Alors Martial Mézié, souhaitant réorienter sa carrière après 30 années au service de l’arboriculture fruitière en tant que salarié, décide de se lancer dans l’aventure. Après avoir suivi une formation dans un rucher école (hiver 2102/2013), il s’appuie sur l’expérience du précédent propriétaire , d’une apicultrice à la retraite et de parrains, qui l’aident à financer le matériel et l’acquisition de ruches.
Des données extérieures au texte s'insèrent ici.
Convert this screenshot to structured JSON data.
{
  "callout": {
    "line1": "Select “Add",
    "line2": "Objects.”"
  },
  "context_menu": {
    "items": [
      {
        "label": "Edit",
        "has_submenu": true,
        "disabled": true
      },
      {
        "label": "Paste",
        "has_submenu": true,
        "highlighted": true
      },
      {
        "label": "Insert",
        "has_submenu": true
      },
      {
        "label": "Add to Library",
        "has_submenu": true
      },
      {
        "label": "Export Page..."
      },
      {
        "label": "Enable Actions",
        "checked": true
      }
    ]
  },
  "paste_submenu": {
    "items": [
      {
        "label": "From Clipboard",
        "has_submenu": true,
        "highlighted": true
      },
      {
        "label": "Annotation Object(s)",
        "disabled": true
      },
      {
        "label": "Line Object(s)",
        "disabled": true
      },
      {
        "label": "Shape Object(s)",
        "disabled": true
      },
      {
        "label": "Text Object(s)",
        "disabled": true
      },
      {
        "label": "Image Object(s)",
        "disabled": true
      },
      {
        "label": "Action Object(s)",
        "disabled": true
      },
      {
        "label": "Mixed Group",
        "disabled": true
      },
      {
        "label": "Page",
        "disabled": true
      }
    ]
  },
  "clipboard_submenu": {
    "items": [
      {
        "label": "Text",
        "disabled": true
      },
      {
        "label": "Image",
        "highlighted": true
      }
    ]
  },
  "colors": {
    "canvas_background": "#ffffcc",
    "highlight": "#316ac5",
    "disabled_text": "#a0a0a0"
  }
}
Ce qui lui a permis de créer le Rucher Saint François . En 2014/2015, j’ai fait une formation, au CFPPA de Auterive (31) : « Titre Apicole, développement de cheptel ».

Les objectifs

en 2017 , j’espère doubler le nombre des mes ruches pour arriver à  200 colonies, voir plus . Cette quantité me permettra de commencer à vivre de ma production (vente directe au détail).

D’ici 2018, l’idée est de mettre en œuvre les conditions nécessaires afin de certifier la production en agriculture biologique.

Pourquoi ce rucher s’appelle-t-il Saint François ?

… Pas en raison d’un lieu géographique  ! C’est un hommage à ce saint homme, grand admirateur de la Création, et adepte de ce que l’on pourrait aujourd’hui appeler (c’est tendance) la frugalité. Né en Italie à Assise au cours du XIIe siècle, François….   Le 13 mars 2013, le cardinal argentin Jorge Mario Bergoglio est élu pape et prend le nom de François, en référence à François d’Assise selon ses propres dires rapportés par l’archevêque de New-York Timothy Dolan: « Il est le premier de l’histoire et semble vouloir signifier par là sa volonté de voir l’Église retourner à sa mission première : être pauvre parmi les pauvres suivant ainsi le vieil adage ascétique médiéval, suivre nu le Christ nu ».